Compared to traditional CTAs, Ai Square Connect applies a Machine Learning overlay to identify good trades and filter bad trades based on features that are different and independent from technical indicators used in the base strategies that the firm has developed; adding this overlay has led to performance improvements of between 20 to 30%. The overlay considers a range of inputs such as the time of day, presence of economic figures (non-farm payroll, ISM, Fed Interest Rate decision, etc.), surprise, the fear index, volume, volatility, central bank meetings and more, according to Guez.
“In February, most managers suffered due to the volatility in global markets, but we have made gains. We feel that this reflects the robustness of our strategy in difficult market conditions”
“In February, most managers suffered due to the volatility in global markets, but we have made gains. We feel that this reflects the robustness of our strategy in difficult market conditions”, she said.
As with all systematic investment programs, managed futures or otherwise, the program is in a perpetual state of refinement.
“We’re looking at new strategies to capture trends. Up to now, our strategies, which are mainly based on mean-reversion, were waiting for a rebound and were not capturing the bullish trend of 2019. Our new long and short strategy brings a strong diversification within our portfolio and minimizes its volatility.”, said Guez.
The product – which is available exclusively in a managed account format – was launched to outside investors in the summer of 2019 and clients can select their target leverage which is designed to deliver between 5 and 15% target returns. The firm is already seeing solid interest, according to Guez.
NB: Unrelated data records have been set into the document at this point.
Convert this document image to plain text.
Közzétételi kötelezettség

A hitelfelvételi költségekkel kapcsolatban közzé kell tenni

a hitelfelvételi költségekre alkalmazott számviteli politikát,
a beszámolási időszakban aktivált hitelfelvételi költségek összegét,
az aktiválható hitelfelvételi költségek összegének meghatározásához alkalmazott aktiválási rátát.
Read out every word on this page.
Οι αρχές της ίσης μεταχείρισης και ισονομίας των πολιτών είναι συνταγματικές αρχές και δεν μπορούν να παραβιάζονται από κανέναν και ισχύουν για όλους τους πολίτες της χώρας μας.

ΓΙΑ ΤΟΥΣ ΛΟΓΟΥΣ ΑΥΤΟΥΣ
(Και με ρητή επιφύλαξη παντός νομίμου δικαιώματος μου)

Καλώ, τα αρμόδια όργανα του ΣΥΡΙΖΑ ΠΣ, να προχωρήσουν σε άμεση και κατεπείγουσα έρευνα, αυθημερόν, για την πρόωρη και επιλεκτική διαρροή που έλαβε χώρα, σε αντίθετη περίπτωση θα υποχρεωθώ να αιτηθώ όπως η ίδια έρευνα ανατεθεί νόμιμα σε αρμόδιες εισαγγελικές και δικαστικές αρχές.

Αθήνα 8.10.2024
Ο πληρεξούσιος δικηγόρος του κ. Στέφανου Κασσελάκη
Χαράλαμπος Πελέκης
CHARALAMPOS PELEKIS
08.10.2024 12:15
“The base strategy targets returns of 4-5% with volatility of 4%, so a Sharpe ratio of a little more than 1. Most of our clients who came on at launch were high net worth people coming from the founders’ network. In the past few months, we’ve seen increased interest from corporate treasury departments, who want to use their cash reserves more effectively, and larger family offices in Europe”, she said.
RCube, the owner of the regulatory platform which AI for Capital’s program sits on, is registered with the French regulator the Autorité des Marchés Financiers and with the National Futures Association in the United States, providing access to clients the world’s largest economy.
“Americans are of course very familiar with the CTA model and we think our program will appeal to investors there. It was important when we were selecting a partner that they had access to the U.S. It’s an important market for us going forward” says Guez.
Another avenue that Ai Square Connect is exploring is supplying their machine learning technology to other investment managers. They are currently working with two firms which trade equities and bonds on a proof of concept, which will ideally lead to these managers – and potentially others – adopting the technology into their models.
“Our technology and intelligence helps these other managers analyse data faster and more efficiently. Also, it helps them to remove the emotional biases from human decision making. It’s in the early stages but could turn into another revenue stream for us”, Guez said.
“As our AI continues to learn from all of the trading that we’re doing, we expect that our hit ratio will increase. That’s the beauty of machine learning. We really think it is the missing piece of the puzzle for systematic investment programs”
The rest of 2020 will see AI For Capital continue to grow its AUM both by generating alpha and adding new investor clients and continue to tweak the model by adding new strategies and refining the existing ones. Guez says that she expects the machine learning overlay to continue to be an alpha generator for the program.
“As our AI continues to learn from all of the trading that we’re doing, we expect that our hit ratio will increase. That’s the beauty of machine learning. We really think it is the missing piece of the puzzle for systematic investment programs.”